T-test vs. Wilcox-test, MA-plot vs. volcano plot

Rafa lab has made a very nice serial of videos on The Statistics of Genomics. Here is the one talking about useful plots in genomics, esp. for next generation sequencing.


Among the many interesting tips, one is to replace the MA plot with volcano plot to better demonstrate the differential expressed genes.

Here is a description of volcano plot from NIH site:
However one chooses to compute the significance values (p-values) of the genes, it is interesting to compare the size of the fold change to the statistical significance level. The ‘volcano plot’ arrange genes along dimensions of biological and statistical significance. The first (horizontal) dimension is the fold change between the two groups (on a log scale, so that up and down regulation appear symmetric), and the second (vertical) axis represents the p-value for a t-test of differences between samples (most conveniently on a negative log scale – so smaller p-values appear higher up).
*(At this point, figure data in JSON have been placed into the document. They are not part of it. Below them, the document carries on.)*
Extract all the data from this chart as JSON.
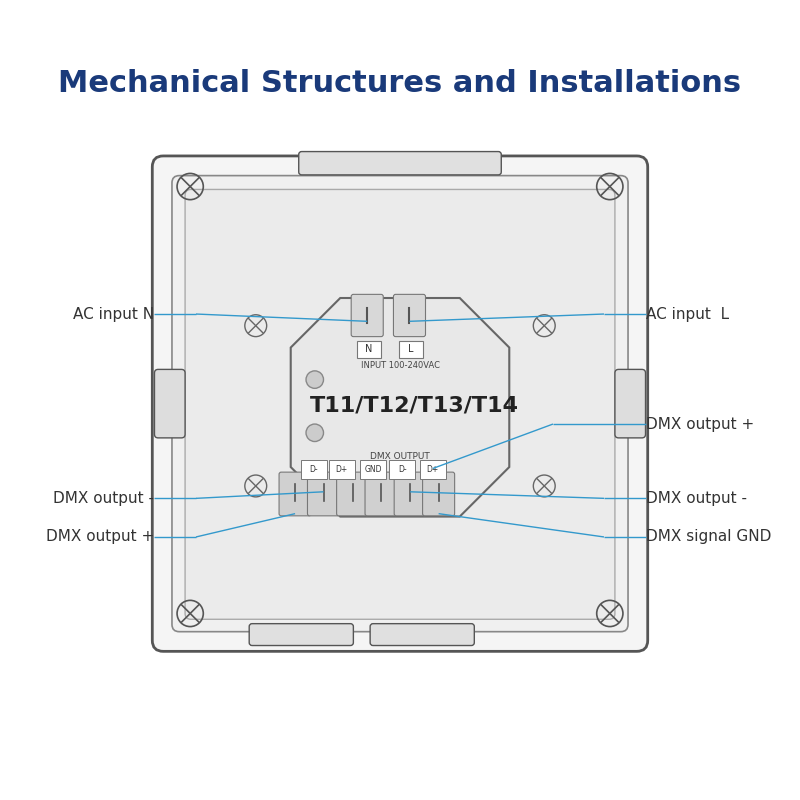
{
  "title": "Mechanical Structures and Installations",
  "title_color": "#1a3a7a",
  "title_fontsize": 22,
  "bg_color": "#ffffff",
  "line_color": "#555555",
  "annotation_color": "#3399cc",
  "annotation_fontsize": 11,
  "device_label": "T11/T12/T13/T14",
  "device_label_fontsize": 16,
  "input_label": "INPUT 100-240VAC",
  "dmx_output_label": "DMX OUTPUT",
  "nl_labels": [
    "N",
    "L"
  ],
  "dmx_terminal_labels": [
    "D-",
    "D+",
    "GND",
    "D-",
    "D+"
  ]
}
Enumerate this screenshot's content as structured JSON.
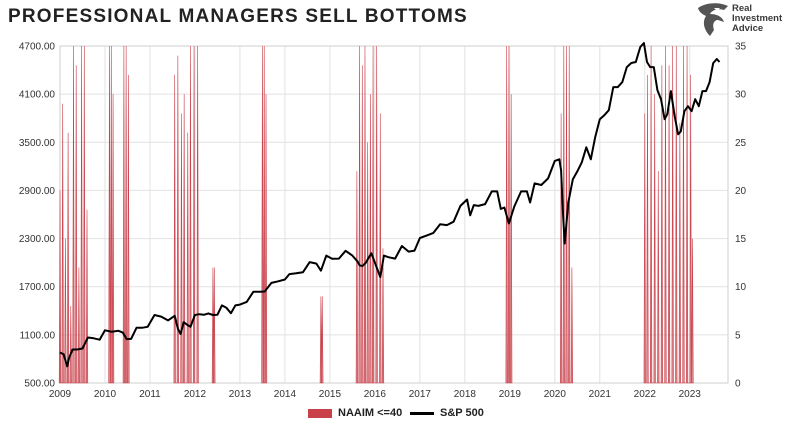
{
  "title": "PROFESSIONAL MANAGERS SELL BOTTOMS",
  "brand": {
    "line1": "Real",
    "line2": "Investment",
    "line3": "Advice",
    "icon": "eagle-logo-icon"
  },
  "colors": {
    "naaim": "#c9414b",
    "sp500": "#000000",
    "grid": "#e2e2e2"
  },
  "chart_data": {
    "type": "line",
    "title": "PROFESSIONAL MANAGERS SELL BOTTOMS",
    "x_ticks": [
      "2009",
      "2010",
      "2011",
      "2012",
      "2013",
      "2014",
      "2015",
      "2016",
      "2017",
      "2018",
      "2019",
      "2020",
      "2021",
      "2022",
      "2023"
    ],
    "x_range": [
      2009.0,
      2023.85
    ],
    "y_left": {
      "range": [
        500,
        4700
      ],
      "ticks": [
        "500.00",
        "1100.00",
        "1700.00",
        "2300.00",
        "2900.00",
        "3500.00",
        "4100.00",
        "4700.00"
      ],
      "tick_values": [
        500,
        1100,
        1700,
        2300,
        2900,
        3500,
        4100,
        4700
      ]
    },
    "y_right": {
      "range": [
        0,
        35
      ],
      "ticks": [
        "0",
        "5",
        "10",
        "15",
        "20",
        "25",
        "30",
        "35"
      ],
      "tick_values": [
        0,
        5,
        10,
        15,
        20,
        25,
        30,
        35
      ]
    },
    "grid": true,
    "legend": "bottom-center",
    "series": [
      {
        "name": "NAAIM <=40",
        "type": "area",
        "axis": "right",
        "episodes": [
          {
            "x": [
              2009.0,
              2009.06,
              2009.12,
              2009.18,
              2009.24,
              2009.3,
              2009.36,
              2009.42,
              2009.48,
              2009.54,
              2009.6
            ],
            "y": [
              20,
              29,
              15,
              26,
              8,
              35,
              33,
              12,
              35,
              35,
              18
            ]
          },
          {
            "x": [
              2010.1,
              2010.14,
              2010.18
            ],
            "y": [
              35,
              35,
              30
            ]
          },
          {
            "x": [
              2010.42,
              2010.47,
              2010.52
            ],
            "y": [
              35,
              35,
              32
            ]
          },
          {
            "x": [
              2011.55,
              2011.62,
              2011.7,
              2011.76,
              2011.84,
              2011.9,
              2011.98,
              2012.06
            ],
            "y": [
              32,
              34,
              28,
              30,
              26,
              35,
              35,
              35
            ]
          },
          {
            "x": [
              2012.4,
              2012.43
            ],
            "y": [
              12,
              12
            ]
          },
          {
            "x": [
              2013.5,
              2013.54,
              2013.58
            ],
            "y": [
              35,
              35,
              30
            ]
          },
          {
            "x": [
              2014.8,
              2014.83
            ],
            "y": [
              9,
              9
            ]
          },
          {
            "x": [
              2015.6,
              2015.66,
              2015.72,
              2015.78,
              2015.84,
              2015.9,
              2015.96,
              2016.04,
              2016.12,
              2016.18
            ],
            "y": [
              22,
              35,
              33,
              35,
              25,
              30,
              35,
              35,
              28,
              14
            ]
          },
          {
            "x": [
              2018.93,
              2018.98,
              2019.03
            ],
            "y": [
              35,
              35,
              30
            ]
          },
          {
            "x": [
              2020.14,
              2020.2,
              2020.26,
              2020.32,
              2020.38
            ],
            "y": [
              28,
              35,
              35,
              35,
              12
            ]
          },
          {
            "x": [
              2022.0,
              2022.06,
              2022.14,
              2022.22,
              2022.3,
              2022.38,
              2022.46,
              2022.54,
              2022.62,
              2022.7,
              2022.78,
              2022.86,
              2022.94,
              2023.02,
              2023.06
            ],
            "y": [
              28,
              32,
              35,
              30,
              22,
              33,
              35,
              33,
              35,
              35,
              27,
              35,
              35,
              32,
              15
            ]
          }
        ]
      },
      {
        "name": "S&P 500",
        "type": "line",
        "axis": "left",
        "x": [
          2009.0,
          2009.08,
          2009.16,
          2009.2,
          2009.28,
          2009.38,
          2009.5,
          2009.62,
          2009.75,
          2009.88,
          2010.0,
          2010.15,
          2010.3,
          2010.4,
          2010.48,
          2010.58,
          2010.7,
          2010.82,
          2010.95,
          2011.1,
          2011.25,
          2011.4,
          2011.55,
          2011.62,
          2011.68,
          2011.75,
          2011.82,
          2011.9,
          2012.0,
          2012.1,
          2012.2,
          2012.3,
          2012.4,
          2012.5,
          2012.6,
          2012.7,
          2012.8,
          2012.9,
          2013.0,
          2013.15,
          2013.3,
          2013.45,
          2013.55,
          2013.7,
          2013.85,
          2014.0,
          2014.1,
          2014.25,
          2014.4,
          2014.55,
          2014.7,
          2014.8,
          2014.92,
          2015.05,
          2015.2,
          2015.35,
          2015.5,
          2015.62,
          2015.66,
          2015.72,
          2015.8,
          2015.92,
          2016.05,
          2016.12,
          2016.2,
          2016.3,
          2016.45,
          2016.6,
          2016.75,
          2016.88,
          2017.0,
          2017.15,
          2017.3,
          2017.45,
          2017.6,
          2017.75,
          2017.9,
          2018.05,
          2018.12,
          2018.2,
          2018.3,
          2018.45,
          2018.6,
          2018.72,
          2018.8,
          2018.88,
          2018.98,
          2019.1,
          2019.25,
          2019.38,
          2019.45,
          2019.55,
          2019.7,
          2019.85,
          2020.0,
          2020.1,
          2020.14,
          2020.18,
          2020.22,
          2020.3,
          2020.4,
          2020.5,
          2020.6,
          2020.7,
          2020.8,
          2020.9,
          2021.0,
          2021.1,
          2021.2,
          2021.3,
          2021.4,
          2021.5,
          2021.6,
          2021.7,
          2021.8,
          2021.9,
          2021.98,
          2022.05,
          2022.12,
          2022.2,
          2022.28,
          2022.36,
          2022.44,
          2022.5,
          2022.58,
          2022.66,
          2022.74,
          2022.8,
          2022.88,
          2022.96,
          2023.04,
          2023.12,
          2023.2,
          2023.28,
          2023.36,
          2023.44,
          2023.52,
          2023.6,
          2023.66
        ],
        "y": [
          930,
          820,
          720,
          860,
          880,
          930,
          980,
          1030,
          1070,
          1090,
          1120,
          1150,
          1200,
          1090,
          1060,
          1100,
          1150,
          1200,
          1250,
          1310,
          1340,
          1330,
          1300,
          1190,
          1160,
          1220,
          1240,
          1250,
          1310,
          1370,
          1400,
          1330,
          1360,
          1400,
          1430,
          1450,
          1420,
          1430,
          1490,
          1560,
          1600,
          1650,
          1690,
          1710,
          1780,
          1840,
          1820,
          1880,
          1930,
          1970,
          2000,
          1950,
          2050,
          2060,
          2100,
          2110,
          2100,
          2060,
          1930,
          1970,
          2050,
          2080,
          1940,
          1870,
          2050,
          2080,
          2100,
          2170,
          2150,
          2200,
          2270,
          2350,
          2420,
          2440,
          2480,
          2560,
          2670,
          2800,
          2640,
          2680,
          2720,
          2780,
          2850,
          2900,
          2720,
          2650,
          2500,
          2750,
          2850,
          2900,
          2800,
          2950,
          2980,
          3100,
          3230,
          3300,
          3200,
          2600,
          2250,
          2800,
          3000,
          3150,
          3300,
          3400,
          3300,
          3620,
          3750,
          3850,
          3950,
          4150,
          4200,
          4300,
          4400,
          4500,
          4550,
          4650,
          4750,
          4550,
          4400,
          4450,
          4200,
          4000,
          3800,
          3900,
          4100,
          3850,
          3650,
          3600,
          3900,
          4000,
          3850,
          4050,
          4000,
          4100,
          4150,
          4300,
          4450,
          4550,
          4550
        ]
      }
    ]
  }
}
The first axis indicates biological impact of the change; the second indicates the statistical evidence, or reliability of the change. The researcher can then make judgements about the most promising candidates for follow-up studies, by trading off both these criteria by eye. 
It mentioned using t-test to get a p-value for each gene, to see whether the means of two groups are statistically different from each other.

What I was confused is: What's the difference between t-test and Wilcox test? Shamed on my poor knowledge on statistics, I was reading a bit on this. And here is what I got from Vacide Avsar et al.'s paper:

Student’s t-Test is any statistical hypothesis test in which the test statistic has a Student’s t distribution if the null hypothesis is true.
Different hypothesis tests make different assumptions about the distribution of the random sample in the data. One of the assumptions for the t-test is that the data are independently sampled from a normally distributed population. This assumption about the population distribution makes the t-test be a parametric statistical test. In some cases, the data within two correlated samples may fail to meet this assumption. When this happens, an appropriate non-parametric alternative test can be found. One of these non-parametric alternative tests is called the Wilcoxon Signed-Rank Test.
Like the t-test, Wilcoxon test involves comparison of the differences between measurements. On the other hand, it does not require assumptions about the form of the distribution of the measurements. It should therefore be used whenever the distributional assumptions that underlie t-test cannot be satisfied.
So, t-test is a parametric statistical test and Wilcoxon is a non-parametric statistical test. And t-test assumes the data were independently sampled from a normal distribution while Wilcox test does not.

At the end of the paper, the authors concluded that t-test has slightly better power than wilcox test.